The New American Bible of 1970 was the first American lexicon-oriented Catholic Bible. It is also the second Catholic-originated English translation to use the original biblical languages—Hebrew, Aramaic, and Greek—as a base text instead of the Latin Vulgate. The first translation to take a similar approach was the Jerusalem Bible, published in 1966.

The NAB is the only translation approved for Mass in the United States and Philippines. The Jerusalem Bible holds that esteem in worldwide outside the US and Canada.

The move toward using the original biblical languages as the source for a modern language Catholic Bible was driven by the encyclical Divino afflante spiritu issued by His Holiness Pope Pius XII in 1943. He wrote: “We ought to explain the original text which was written by the inspired author himself and has more authority and greater weight than any, even the very best, translation whether ancient or modern.
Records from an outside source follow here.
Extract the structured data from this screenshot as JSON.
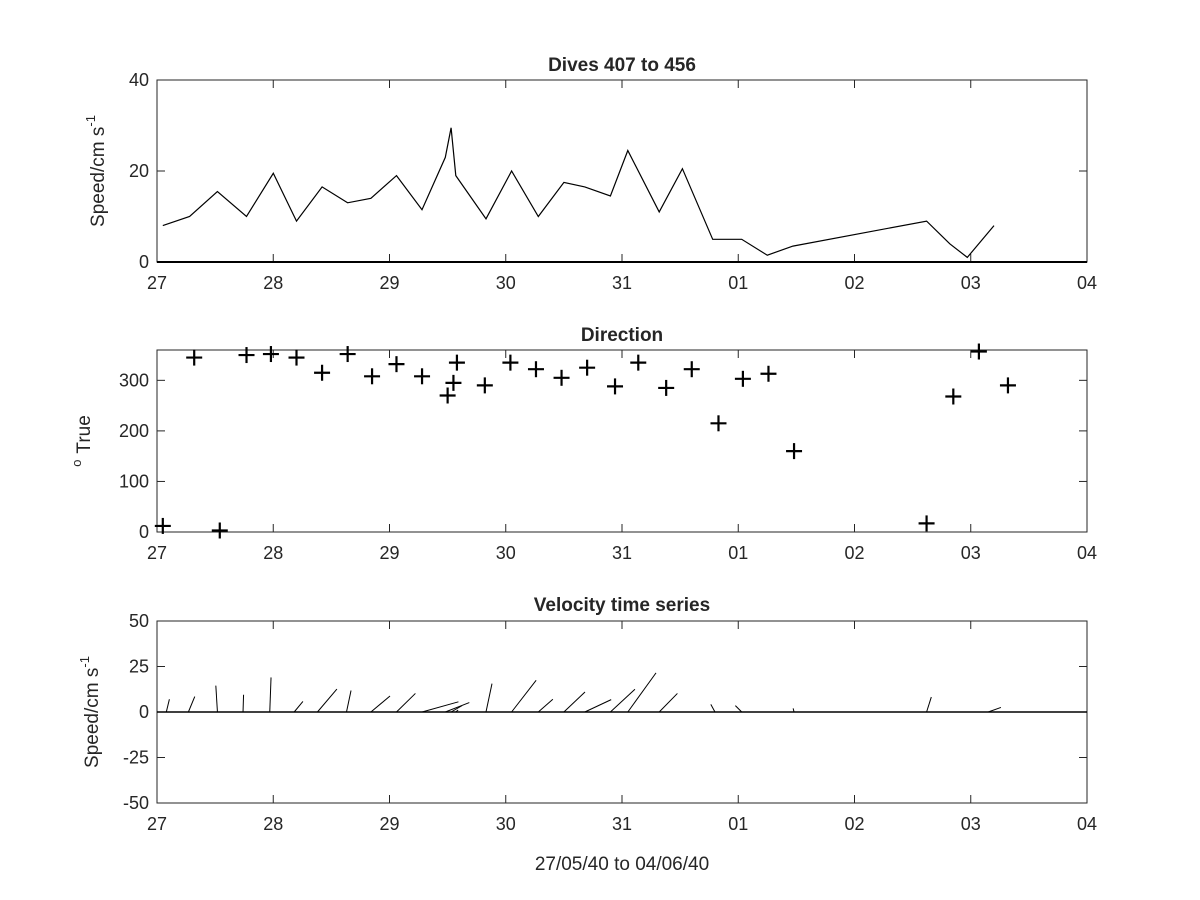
{
  "figure": {
    "xlabel": "27/05/40 to 04/06/40"
  },
  "chart_data": [
    {
      "type": "line",
      "title": "Dives 407 to 456",
      "ylabel": "Speed/cm s",
      "ylabel_exponent": "-1",
      "xlim": [
        0,
        8
      ],
      "ylim": [
        0,
        40
      ],
      "x_ticks": [
        0,
        1,
        2,
        3,
        4,
        5,
        6,
        7,
        8
      ],
      "x_tick_labels": [
        "27",
        "28",
        "29",
        "30",
        "31",
        "01",
        "02",
        "03",
        "04"
      ],
      "y_ticks": [
        0,
        20,
        40
      ],
      "y_tick_labels": [
        "0",
        "20",
        "40"
      ],
      "series": [
        {
          "x": [
            0.05,
            0.28,
            0.52,
            0.77,
            1.0,
            1.2,
            1.42,
            1.64,
            1.84,
            2.06,
            2.28,
            2.48,
            2.53,
            2.57,
            2.83,
            3.05,
            3.28,
            3.5,
            3.68,
            3.9,
            4.05,
            4.32,
            4.52,
            4.78,
            5.03,
            5.25,
            5.47,
            6.62,
            6.82,
            6.97,
            7.2
          ],
          "y": [
            8,
            10,
            15.5,
            10,
            19.5,
            9,
            16.5,
            13,
            14,
            19,
            11.5,
            23,
            29.5,
            19,
            9.5,
            20,
            10,
            17.5,
            16.5,
            14.5,
            24.5,
            11,
            20.5,
            5,
            5,
            1.5,
            3.5,
            9,
            4,
            1,
            8
          ]
        }
      ]
    },
    {
      "type": "scatter",
      "title": "Direction",
      "ylabel": "True",
      "ylabel_prefix": "o",
      "marker": "+",
      "xlim": [
        0,
        8
      ],
      "ylim": [
        0,
        360
      ],
      "x_ticks": [
        0,
        1,
        2,
        3,
        4,
        5,
        6,
        7,
        8
      ],
      "x_tick_labels": [
        "27",
        "28",
        "29",
        "30",
        "31",
        "01",
        "02",
        "03",
        "04"
      ],
      "y_ticks": [
        0,
        100,
        200,
        300
      ],
      "y_tick_labels": [
        "0",
        "100",
        "200",
        "300"
      ],
      "series": [
        {
          "x": [
            0.05,
            0.32,
            0.54,
            0.77,
            0.98,
            1.2,
            1.42,
            1.64,
            1.85,
            2.06,
            2.28,
            2.5,
            2.55,
            2.58,
            2.82,
            3.04,
            3.26,
            3.48,
            3.7,
            3.94,
            4.14,
            4.38,
            4.6,
            4.83,
            5.04,
            5.26,
            5.48,
            6.62,
            6.85,
            7.07,
            7.32
          ],
          "y": [
            12,
            345,
            3,
            350,
            352,
            345,
            315,
            352,
            308,
            332,
            308,
            270,
            295,
            335,
            290,
            335,
            322,
            305,
            325,
            288,
            335,
            285,
            322,
            215,
            303,
            313,
            160,
            17,
            268,
            357,
            290
          ]
        }
      ]
    },
    {
      "type": "quiver",
      "title": "Velocity time series",
      "ylabel": "Speed/cm s",
      "ylabel_exponent": "-1",
      "xlim": [
        0,
        8
      ],
      "ylim": [
        -50,
        50
      ],
      "x_ticks": [
        0,
        1,
        2,
        3,
        4,
        5,
        6,
        7,
        8
      ],
      "x_tick_labels": [
        "27",
        "28",
        "29",
        "30",
        "31",
        "01",
        "02",
        "03",
        "04"
      ],
      "y_ticks": [
        50,
        25,
        0,
        -25,
        -50
      ],
      "y_tick_labels": [
        "50",
        "25",
        "0",
        "-25",
        "-50"
      ],
      "series": [
        {
          "x": [
            0.08,
            0.27,
            0.52,
            0.74,
            0.97,
            1.18,
            1.38,
            1.63,
            1.84,
            2.06,
            2.28,
            2.48,
            2.53,
            2.57,
            2.83,
            3.05,
            3.28,
            3.5,
            3.68,
            3.9,
            4.05,
            4.32,
            4.8,
            5.03,
            5.48,
            6.62,
            7.15
          ],
          "u": [
            1.7,
            3.5,
            -0.9,
            0.3,
            0.7,
            4.8,
            10.7,
            2.5,
            10.5,
            10.4,
            20,
            13.2,
            6,
            1.3,
            3.3,
            13.5,
            8,
            11.6,
            14.5,
            13.5,
            15.5,
            10,
            -2.3,
            -3.5,
            -0.5,
            2.6,
            7
          ]
        },
        {
          "v": [
            7,
            8.5,
            14.5,
            9.5,
            19,
            5.8,
            12.6,
            11.8,
            8.8,
            10.2,
            5.6,
            5.2,
            3.5,
            1.1,
            15.6,
            17.4,
            7,
            11,
            6.8,
            12.5,
            21.5,
            10.2,
            4.2,
            3.5,
            2,
            8.2,
            2.5
          ]
        }
      ]
    }
  ]
}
This can be done all the more easily and fruitfully if to the knowledge of languages be joined a real skill in literary criticism of the same text.”

Almost 60 years later, Pope John Paul II added,

“A good translation is based on three pillars that must contemporaneously support the entire work. First, there must be a deep knowledge of the language and the cultural world at the point of origin. Next, there must be a good familiarity with the language and cultural context at the point where the work will arrive. Lastly, to crown the work with success, there must be an adequate mastery of the contents and meaning of what one is translating.”

(From an address to the United Bible Societies, November 26, 2001.)

The NABRE, released in 2011, is the result of a thorough revision of the Old Testament. The team of dozens of Catholic scholars undertook the project to make the translation even more literal and aligned to the original underlying text, while still rendering the Scripture in smooth contemporary English.